首页 > 其他分享 >Approximation with Gradient Descent Method

Approximation with Gradient Descent Method

时间:2023-11-07 16:14:29浏览次数:128  
标签:plt frac Descent Gradient lambd Approximation gradient np theta

title: Approximation with Gradient Descent Method
layout: page
categories: data analysis

Polynomial Approximation with Gradient Descent Method

Suppose we have the following dataset hw10 datal. txt which is shown in Figure 1.1.

Figure 1.1 Plot of training data hw10data1.txt

hw10data1.txt is given by:

-1, 2.1
-0.7, 1.2
-0.4, 0.38
-0.1, 0.5
0.2, 0.48
0.48, 0.1
0.81, -0.4

From the plot, it seems that fitting a straight line might be too simple of an approximation. Instead, we try a fifth-order polynomial. Our hypothesis will be

\[h_{\theta}(x)=\theta^{\mathrm{T}} x=\theta_{0}+\theta_{1} x+\theta_{2} x^{2}+\theta_{3} x^{3}+\theta_{4} x^{4}+\theta_{5} x^{5} \]

Since we are fitting a 5 th-order polynomial to a data set of only 7 points, overfitting is likely to occur.

To avoid this, we use regularized linear regression.

  1. Write the regularized cost function;

  2. Derive the gradients of the above cost function;

  3. Write the gradient descent algorithm for the regularized linear regression;

  4. Plot the following three figures for the regularization parameter \(\lambda=0, \lambda=1\), and \(\lambda=10\) by using the gradient descent algorithm and explain your results;

Regularized Cost Function:

The ordinary const function can be written by

\[J(\theta) = \left(y - X\theta \right)^\top \left(y - X \theta \right) \]

where \(X\) is the Vandermonde matrix (\(n = 5\)), i.e.
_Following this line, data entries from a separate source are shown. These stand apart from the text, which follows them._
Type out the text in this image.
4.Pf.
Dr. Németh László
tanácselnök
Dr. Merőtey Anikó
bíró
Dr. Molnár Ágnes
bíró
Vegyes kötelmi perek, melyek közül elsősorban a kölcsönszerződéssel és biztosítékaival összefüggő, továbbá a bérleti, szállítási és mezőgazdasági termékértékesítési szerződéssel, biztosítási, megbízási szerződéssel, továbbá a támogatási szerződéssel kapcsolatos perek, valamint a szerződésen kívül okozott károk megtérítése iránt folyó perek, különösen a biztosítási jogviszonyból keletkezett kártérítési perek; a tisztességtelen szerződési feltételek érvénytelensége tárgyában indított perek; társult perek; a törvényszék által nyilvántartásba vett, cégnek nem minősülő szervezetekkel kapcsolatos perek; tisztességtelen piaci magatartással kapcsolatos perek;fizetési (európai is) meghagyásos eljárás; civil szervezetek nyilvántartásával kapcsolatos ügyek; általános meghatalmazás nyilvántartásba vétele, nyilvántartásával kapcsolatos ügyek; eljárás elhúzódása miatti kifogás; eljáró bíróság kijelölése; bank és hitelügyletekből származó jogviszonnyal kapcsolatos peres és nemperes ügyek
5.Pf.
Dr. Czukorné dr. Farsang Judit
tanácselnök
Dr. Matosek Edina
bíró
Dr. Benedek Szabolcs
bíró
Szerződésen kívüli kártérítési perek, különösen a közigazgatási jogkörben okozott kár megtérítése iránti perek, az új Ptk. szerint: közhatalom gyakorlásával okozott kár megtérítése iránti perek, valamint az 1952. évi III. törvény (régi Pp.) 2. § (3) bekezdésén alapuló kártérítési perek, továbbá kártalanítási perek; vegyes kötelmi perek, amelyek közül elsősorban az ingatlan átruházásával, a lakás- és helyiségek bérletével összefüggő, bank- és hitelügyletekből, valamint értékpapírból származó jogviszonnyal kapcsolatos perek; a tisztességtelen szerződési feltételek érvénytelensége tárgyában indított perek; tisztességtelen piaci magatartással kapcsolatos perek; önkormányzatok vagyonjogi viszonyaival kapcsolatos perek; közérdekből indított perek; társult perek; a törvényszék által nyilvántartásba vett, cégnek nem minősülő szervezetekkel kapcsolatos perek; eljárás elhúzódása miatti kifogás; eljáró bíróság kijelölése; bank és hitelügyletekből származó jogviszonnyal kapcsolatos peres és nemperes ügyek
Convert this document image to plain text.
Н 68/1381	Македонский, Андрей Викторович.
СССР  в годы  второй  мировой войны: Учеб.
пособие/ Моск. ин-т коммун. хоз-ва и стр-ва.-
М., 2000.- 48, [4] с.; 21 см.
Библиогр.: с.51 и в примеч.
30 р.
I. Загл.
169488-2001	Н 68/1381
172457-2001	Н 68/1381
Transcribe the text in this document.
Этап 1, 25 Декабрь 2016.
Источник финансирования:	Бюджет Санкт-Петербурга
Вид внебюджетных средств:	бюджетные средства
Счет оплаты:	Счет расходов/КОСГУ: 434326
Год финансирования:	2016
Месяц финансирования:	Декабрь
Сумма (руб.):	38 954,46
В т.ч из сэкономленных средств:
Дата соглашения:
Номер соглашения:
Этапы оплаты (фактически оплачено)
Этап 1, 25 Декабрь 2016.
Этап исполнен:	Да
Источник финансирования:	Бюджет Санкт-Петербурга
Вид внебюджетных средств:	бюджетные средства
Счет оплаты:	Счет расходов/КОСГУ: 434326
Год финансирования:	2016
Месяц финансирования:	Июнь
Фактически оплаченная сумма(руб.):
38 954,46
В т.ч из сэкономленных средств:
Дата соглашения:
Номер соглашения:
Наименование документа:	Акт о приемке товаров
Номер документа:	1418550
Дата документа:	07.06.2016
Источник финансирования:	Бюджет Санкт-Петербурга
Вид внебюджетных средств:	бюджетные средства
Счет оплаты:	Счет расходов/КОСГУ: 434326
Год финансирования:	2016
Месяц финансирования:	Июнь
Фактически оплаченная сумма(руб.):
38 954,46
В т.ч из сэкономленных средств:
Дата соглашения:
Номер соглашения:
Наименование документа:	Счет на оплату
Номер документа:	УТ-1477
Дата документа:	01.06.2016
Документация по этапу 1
\[\begin{bmatrix} 1 & x_1 & x_1^2 & \cdots & x_1^n \\ 1 & x_2 & x_2^2 & \cdots & x_2^n \\ \vdots & \vdots & \vdots & \ddots & \vdots \\ 1 & x_m & x_m^2 & \cdots & x_m^n \\ \end{bmatrix} \]

and the regularized const fucntion is

\[J(\theta) = \frac{1}{2m} \left(y - X\theta \right)^\top \left(y - X \theta \right) +\frac{1}{2m} \lambda \theta ^\top \theta \]

Gradients of the Cost Function:

To derive the gradient of (J(\theta)), we first calculate the derivative of \(J(\theta)\) without the regularization term:

\[\frac{\partial J(\theta)}{\partial \theta} = -\frac{1}{m}X^T(y - X\theta) \]

And then, we calculate the derivative of the regularization term:

\[\frac{\partial}{\partial \theta} \left(\frac{\lambda}{2m} \theta^T\theta\right) = \frac{\lambda}{m} \theta \]

The gradient of the regularized cost function (J(\theta)) is the sum of the gradients of the two parts:

\[\nabla J(\theta) = -\frac{1}{m}X^T(y - X\theta) + \frac{\lambda}{m} \theta \]

import numpy as np

def load_x():
    file_path = 'hw10data1.txt'
    x = []
    y = []
    with open(file_path, 'r') as file:
        lines = file.readlines()
        for line in lines:
            parts = line.strip().split(',')
            x.append(float(parts[0]))
            y.append(float(parts[1]))
    return np.array(x), np.array(y)

x, y = load_x()
print("x array:", x)
print("y array:", y)

x array: [-1.   -0.7  -0.4  -0.1   0.2   0.48  0.81]
y array: [ 2.1   1.2   0.38  0.5   0.48  0.1  -0.4 ]
def construct_vandermonde_matrix(x, n):
    vandermonde_matrix = np.column_stack([x ** i for i in range(n)])
    return vandermonde_matrix

Gradient Descent Algorithm

def gradient_descent(X, y, theta, learning_rate, iterations, lambd):
    m = len(y)
    for _ in range(iterations):
        gradient = -1/m * X.T.dot(y - X.dot(theta)) + lambd/m * theta
        theta = theta - learning_rate * gradient
    return theta
x, y = load_x()
n = 5
X = construct_vandermonde_matrix(x, n)

# Initialize theta, learning_rate, iterations, and lambd here
theta = np.zeros(n)
learning_rate = 0.01
iterations = 1000
lambd = 0.1

# Apply the gradient descent function
theta = gradient_descent(X, y, theta, learning_rate, iterations, lambd)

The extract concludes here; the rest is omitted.